Future studies are required to further investigate and improve the model predictions. The geometry of our current model is relatively simple, although it includes the essential features of the experiment. For instance, the distracted segment in our model was considered straight and does not account for the curvature of the intestinal tract. Although the intestinal tract has smooth curvature, we expect this curvature to change the stress experienced by tissue slightly, particularly at both ends where the intestine is plicated with sutures. Therefore, a short distracted segment is not completely straight and further improvement of the model can take this into consideration. Another feature that needs further investigation is the anisotropic behavior of intestinal wall layers [40,41], where the muscularis propria layer is formed of two muscle layers with muscle fibers in different directions. Although several studies have tried to model the anisotropic behavior of the intestinal tract, different theoretical models were offered for strain energy density function for different animal models [40,42,43,44]. These suggested models are for normal conditions, not for cases with perturbations, as is the case in intestine undergoing distraction enterogenesis. Considerations for fiber directions can also be further investigated in future work and added to the computational models. Incorporating additional features into the model will improve its predictive power.

5. Conclusions

As a biomedical solution for SBS, an intraluminal spring force lengthens intestinal segments. Knowing the magnitude of this mechanical force is crucial to achieve successful lengthening while minimizing tissue damage. Properties of human intestinal tissue were mechanically characterized as bulk and as separate layers of the intestinal wall. Furthermore, geometrical metrics of a wide range of patients were identified.

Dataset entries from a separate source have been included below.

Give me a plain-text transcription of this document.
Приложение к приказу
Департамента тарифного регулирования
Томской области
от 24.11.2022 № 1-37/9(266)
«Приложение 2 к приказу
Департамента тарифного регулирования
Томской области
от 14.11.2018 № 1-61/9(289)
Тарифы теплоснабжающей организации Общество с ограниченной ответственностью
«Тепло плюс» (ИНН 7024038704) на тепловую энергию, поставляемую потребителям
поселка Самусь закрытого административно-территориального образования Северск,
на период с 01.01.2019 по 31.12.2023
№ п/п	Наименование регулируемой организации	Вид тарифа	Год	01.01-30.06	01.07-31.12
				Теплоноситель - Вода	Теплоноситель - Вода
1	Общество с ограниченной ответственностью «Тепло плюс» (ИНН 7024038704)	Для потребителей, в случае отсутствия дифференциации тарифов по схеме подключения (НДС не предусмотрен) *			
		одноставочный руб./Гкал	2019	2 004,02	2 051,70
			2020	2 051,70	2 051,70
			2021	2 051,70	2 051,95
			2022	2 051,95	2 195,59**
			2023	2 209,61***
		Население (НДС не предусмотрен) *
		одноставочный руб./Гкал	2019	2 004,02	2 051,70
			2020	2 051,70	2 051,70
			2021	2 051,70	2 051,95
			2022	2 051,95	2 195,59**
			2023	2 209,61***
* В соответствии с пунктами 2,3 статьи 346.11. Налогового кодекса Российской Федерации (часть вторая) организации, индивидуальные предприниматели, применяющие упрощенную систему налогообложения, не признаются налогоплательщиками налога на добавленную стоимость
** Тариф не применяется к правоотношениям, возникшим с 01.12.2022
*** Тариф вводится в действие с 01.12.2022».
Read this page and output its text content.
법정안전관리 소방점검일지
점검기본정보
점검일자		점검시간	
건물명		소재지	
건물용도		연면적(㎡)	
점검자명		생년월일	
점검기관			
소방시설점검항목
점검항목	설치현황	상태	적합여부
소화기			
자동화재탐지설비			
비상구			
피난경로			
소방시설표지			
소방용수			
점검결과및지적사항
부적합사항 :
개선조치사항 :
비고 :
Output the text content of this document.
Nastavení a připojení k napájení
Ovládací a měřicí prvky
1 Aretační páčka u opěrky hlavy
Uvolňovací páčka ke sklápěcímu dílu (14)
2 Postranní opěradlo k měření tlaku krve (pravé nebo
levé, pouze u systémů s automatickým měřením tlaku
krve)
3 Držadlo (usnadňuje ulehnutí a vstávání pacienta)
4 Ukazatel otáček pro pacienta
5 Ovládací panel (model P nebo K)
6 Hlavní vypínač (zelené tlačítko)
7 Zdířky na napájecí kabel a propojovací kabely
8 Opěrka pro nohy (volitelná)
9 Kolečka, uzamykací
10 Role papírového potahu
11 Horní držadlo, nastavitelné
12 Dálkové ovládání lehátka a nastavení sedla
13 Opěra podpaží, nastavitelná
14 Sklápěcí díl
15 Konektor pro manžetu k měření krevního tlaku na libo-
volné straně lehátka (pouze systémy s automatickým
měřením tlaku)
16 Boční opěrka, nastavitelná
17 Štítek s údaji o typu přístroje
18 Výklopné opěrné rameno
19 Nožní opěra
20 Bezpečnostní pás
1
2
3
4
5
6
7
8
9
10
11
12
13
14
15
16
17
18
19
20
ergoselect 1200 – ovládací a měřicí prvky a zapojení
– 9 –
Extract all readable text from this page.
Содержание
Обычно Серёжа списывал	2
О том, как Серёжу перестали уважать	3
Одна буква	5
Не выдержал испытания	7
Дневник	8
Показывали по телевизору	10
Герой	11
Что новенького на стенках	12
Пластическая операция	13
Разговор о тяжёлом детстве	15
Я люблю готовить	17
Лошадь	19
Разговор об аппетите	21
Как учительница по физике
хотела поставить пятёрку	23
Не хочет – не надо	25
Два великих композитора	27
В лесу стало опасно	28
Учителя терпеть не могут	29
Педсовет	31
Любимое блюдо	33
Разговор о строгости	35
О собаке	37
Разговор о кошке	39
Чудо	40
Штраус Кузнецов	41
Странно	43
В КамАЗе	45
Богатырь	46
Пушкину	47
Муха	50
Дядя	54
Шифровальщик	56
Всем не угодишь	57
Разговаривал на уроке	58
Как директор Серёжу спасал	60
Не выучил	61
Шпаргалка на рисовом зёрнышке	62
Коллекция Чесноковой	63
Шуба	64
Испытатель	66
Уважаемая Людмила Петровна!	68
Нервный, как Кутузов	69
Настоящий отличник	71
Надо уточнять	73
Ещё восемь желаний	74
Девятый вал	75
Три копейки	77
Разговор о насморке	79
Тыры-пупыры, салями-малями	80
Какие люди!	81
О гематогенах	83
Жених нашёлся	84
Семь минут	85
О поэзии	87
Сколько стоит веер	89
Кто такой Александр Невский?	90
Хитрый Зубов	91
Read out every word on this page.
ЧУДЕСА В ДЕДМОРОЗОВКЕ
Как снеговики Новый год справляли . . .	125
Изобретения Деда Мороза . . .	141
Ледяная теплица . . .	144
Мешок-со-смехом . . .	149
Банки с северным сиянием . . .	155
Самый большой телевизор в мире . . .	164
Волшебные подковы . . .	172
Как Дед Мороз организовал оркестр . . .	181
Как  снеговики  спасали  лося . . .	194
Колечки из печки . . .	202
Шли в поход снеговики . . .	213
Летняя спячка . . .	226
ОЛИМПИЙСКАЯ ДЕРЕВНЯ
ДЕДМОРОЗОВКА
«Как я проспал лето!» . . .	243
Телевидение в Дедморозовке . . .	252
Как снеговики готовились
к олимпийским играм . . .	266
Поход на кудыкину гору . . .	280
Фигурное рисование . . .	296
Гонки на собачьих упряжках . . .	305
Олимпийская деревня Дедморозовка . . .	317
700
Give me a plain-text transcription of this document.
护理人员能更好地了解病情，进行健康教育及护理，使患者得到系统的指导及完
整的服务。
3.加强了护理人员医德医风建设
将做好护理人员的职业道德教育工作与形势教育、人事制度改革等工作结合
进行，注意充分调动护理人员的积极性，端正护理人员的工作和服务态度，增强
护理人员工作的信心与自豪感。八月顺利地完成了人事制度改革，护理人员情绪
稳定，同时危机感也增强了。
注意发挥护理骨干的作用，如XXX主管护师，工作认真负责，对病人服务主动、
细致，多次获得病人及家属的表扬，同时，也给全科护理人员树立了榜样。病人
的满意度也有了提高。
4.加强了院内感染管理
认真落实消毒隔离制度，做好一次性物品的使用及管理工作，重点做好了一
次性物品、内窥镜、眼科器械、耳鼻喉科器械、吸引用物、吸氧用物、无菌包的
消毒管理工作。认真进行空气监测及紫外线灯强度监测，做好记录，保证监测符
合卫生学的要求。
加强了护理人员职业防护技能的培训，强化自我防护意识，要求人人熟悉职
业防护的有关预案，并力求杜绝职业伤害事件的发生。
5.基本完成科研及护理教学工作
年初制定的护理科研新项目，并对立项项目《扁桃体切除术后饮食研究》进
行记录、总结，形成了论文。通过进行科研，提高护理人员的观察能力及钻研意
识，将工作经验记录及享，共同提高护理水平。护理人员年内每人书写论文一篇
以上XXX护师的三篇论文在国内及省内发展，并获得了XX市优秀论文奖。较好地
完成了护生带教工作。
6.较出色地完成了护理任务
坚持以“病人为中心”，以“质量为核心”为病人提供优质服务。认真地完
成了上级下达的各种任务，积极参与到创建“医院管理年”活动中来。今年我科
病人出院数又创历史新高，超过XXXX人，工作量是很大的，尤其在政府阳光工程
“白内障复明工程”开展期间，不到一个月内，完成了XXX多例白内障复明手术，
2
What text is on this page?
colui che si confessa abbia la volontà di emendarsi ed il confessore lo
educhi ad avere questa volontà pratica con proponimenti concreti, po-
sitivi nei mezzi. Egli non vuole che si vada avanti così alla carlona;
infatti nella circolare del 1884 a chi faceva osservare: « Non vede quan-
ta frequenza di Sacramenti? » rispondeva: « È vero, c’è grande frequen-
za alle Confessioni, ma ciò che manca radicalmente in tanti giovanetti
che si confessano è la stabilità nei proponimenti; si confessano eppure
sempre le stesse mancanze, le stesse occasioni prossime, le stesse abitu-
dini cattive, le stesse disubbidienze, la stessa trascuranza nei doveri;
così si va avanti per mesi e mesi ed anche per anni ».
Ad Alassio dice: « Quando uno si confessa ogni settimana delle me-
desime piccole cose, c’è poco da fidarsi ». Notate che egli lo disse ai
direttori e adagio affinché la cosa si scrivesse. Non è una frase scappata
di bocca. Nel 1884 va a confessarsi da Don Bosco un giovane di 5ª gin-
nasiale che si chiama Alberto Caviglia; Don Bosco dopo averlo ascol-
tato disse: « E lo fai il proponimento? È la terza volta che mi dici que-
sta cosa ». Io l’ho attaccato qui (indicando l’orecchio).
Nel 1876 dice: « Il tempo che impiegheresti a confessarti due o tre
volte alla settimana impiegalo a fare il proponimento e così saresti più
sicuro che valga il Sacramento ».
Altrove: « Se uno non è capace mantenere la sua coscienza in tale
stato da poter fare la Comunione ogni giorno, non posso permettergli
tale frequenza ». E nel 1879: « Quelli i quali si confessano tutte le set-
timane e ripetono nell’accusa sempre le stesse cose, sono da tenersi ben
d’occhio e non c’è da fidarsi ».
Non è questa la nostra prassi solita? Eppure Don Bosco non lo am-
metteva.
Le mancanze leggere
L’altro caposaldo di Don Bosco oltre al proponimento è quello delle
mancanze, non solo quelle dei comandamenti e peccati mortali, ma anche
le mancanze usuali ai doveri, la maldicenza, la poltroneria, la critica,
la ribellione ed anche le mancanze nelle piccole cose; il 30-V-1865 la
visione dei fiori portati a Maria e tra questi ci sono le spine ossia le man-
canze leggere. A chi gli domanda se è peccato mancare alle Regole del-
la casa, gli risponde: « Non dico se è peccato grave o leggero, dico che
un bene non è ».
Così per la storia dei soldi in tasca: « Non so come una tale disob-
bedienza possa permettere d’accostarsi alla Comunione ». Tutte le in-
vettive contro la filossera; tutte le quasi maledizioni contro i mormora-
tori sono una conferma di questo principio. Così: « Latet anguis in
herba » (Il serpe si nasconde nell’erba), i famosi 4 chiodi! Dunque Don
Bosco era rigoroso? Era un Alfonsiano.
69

These experimental measurements were used to develop a series of computational models to cover the whole range of small intestine sizes for human subjects. These models were used to predict this required force to form a reference table that can be used for the intraluminal spring customization for each patient. These findings will stimulate further research on this topic and can ultimately be applied to a safer and more efficient surgical procedure for spring implementation in patients with SBS.